Information gained from this project will be shared with Evans Foundation awardees at regular meetings and with the broader scientific community through publications and presentations at national meetings. Tools developed by the project will be made available to other investigators so that advances in our understanding of MDS can be made more rapidly.

Summary of Project 1

A better understanding of what mutations drive MDS development and how these mutations cause MDS is needed to develop new treatments. We are focusing on understanding gene mutations that change the way RNA is stitched together in our cells. These mutations, called spliceosome gene mutations, affect up to half of patients with MDS. We are generating myeloid malignancies from genetically-engineered mouse strains that express a common spliceosome mutation to test how we can treat or target mutant cells.

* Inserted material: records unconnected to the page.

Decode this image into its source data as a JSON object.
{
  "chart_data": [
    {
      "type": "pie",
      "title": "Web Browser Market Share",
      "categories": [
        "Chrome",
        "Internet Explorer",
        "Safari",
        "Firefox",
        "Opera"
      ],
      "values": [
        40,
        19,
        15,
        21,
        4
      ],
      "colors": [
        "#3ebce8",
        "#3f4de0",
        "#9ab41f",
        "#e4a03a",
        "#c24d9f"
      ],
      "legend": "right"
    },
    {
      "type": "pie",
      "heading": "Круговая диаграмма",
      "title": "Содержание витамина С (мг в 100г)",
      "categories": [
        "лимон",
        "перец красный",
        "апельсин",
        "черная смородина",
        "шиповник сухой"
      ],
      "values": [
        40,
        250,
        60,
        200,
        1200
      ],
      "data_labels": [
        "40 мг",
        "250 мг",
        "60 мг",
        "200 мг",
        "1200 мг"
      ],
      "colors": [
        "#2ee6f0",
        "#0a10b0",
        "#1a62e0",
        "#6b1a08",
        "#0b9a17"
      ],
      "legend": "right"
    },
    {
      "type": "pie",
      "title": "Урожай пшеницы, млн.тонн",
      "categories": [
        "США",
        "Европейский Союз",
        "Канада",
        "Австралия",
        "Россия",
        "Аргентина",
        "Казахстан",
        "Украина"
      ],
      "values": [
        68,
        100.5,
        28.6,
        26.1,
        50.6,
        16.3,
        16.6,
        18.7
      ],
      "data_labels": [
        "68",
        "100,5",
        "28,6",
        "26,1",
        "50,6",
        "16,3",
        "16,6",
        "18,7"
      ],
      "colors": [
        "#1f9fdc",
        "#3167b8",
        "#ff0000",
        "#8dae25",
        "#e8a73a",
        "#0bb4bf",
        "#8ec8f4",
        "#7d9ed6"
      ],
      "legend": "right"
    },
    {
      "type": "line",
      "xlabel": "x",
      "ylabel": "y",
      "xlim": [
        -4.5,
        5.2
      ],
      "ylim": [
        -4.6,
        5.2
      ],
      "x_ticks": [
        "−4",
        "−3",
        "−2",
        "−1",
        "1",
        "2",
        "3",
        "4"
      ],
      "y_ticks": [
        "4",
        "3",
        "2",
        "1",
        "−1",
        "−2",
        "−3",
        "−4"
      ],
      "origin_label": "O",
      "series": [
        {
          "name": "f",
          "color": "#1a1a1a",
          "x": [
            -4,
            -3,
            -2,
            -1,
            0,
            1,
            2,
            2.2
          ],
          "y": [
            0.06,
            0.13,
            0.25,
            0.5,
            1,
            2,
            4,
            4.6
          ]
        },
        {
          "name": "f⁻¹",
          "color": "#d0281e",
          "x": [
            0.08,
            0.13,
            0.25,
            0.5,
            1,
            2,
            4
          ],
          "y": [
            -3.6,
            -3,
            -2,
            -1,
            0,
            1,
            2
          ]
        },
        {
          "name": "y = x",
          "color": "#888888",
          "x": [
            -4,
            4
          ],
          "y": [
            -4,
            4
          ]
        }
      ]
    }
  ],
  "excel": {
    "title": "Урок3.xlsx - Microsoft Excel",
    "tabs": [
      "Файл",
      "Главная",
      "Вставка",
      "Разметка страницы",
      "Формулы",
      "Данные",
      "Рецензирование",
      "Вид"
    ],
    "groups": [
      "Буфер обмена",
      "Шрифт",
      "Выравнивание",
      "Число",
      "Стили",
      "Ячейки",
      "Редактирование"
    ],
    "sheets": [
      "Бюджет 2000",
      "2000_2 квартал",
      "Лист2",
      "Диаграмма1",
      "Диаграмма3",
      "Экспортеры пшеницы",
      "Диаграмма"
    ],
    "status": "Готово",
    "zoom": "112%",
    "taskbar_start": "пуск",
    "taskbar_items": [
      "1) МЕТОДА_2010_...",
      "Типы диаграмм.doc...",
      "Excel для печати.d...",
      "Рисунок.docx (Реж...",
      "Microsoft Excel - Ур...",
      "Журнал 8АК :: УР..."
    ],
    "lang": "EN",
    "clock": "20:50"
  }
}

Over the past year, we have generated four models for the spliceosome mutations in genetically-engineered mice. We will distribute samples to our collaborators in Projects 2 and 3 and test novel drug treatments that we could ultimately bring to the clinic to treat MDS. In year 3, we will study the RNA splicing in mutant mouse models to understand how splicing factor mutations contribute to MDS development and alter all types of blood cell production. We will continue to test how we can target mutant cells with the hopes that we may identify novel therapeutic strategies for MDS patients in the future.